Re: Testing the waters for opening move

Post by nczempin »

bob wrote:
nczempin wrote:
PK-4 wrote:Hi all,
I have created an opening book out of gm2600. Earlier my program exited from the opening phase with an inferior position at times, it did not understand how to proceed and did not recover. To beat this I now allow my program to search with the book move for a small time of about 1/5th of regular think time. This usually avoids inferior positions at the end of opening phase, but I resent the loss of time. Creating a strong book is beyond my resources. I wonder how others tackle this problem. I have not seen any other program spend time thinking in the opening.

P.K.Mukhopadhyay
Well, what's keeping you from going through the book offline? Let your engine evaluate each exiting node overnight or over the weekend?
What do you do when you have a book with _millions_ of positions? :) That might pose a problem for overnight analysis...
I don't think this counter-example is very practical.

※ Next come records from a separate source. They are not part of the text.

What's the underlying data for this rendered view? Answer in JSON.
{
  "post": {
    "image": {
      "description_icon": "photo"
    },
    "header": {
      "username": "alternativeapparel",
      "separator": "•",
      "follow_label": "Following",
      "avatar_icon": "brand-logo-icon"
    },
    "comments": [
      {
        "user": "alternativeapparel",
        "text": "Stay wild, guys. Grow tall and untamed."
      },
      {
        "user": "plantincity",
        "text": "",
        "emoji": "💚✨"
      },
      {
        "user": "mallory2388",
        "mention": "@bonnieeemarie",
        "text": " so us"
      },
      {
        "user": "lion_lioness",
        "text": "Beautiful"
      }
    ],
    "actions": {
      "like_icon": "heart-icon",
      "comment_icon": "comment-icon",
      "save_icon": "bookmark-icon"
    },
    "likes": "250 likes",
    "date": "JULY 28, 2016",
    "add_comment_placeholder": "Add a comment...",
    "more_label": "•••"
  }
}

In that case one should reduce the number of positions, because I sincerely doubt that there is much gain in going from thousands of focused positions to millions of more or less random positions.

How big are the books of the most successful engines? Maybe we should take those as a starting point.

And how are those built? By humans who go through the book. By your logic, that would be a more infeasible task.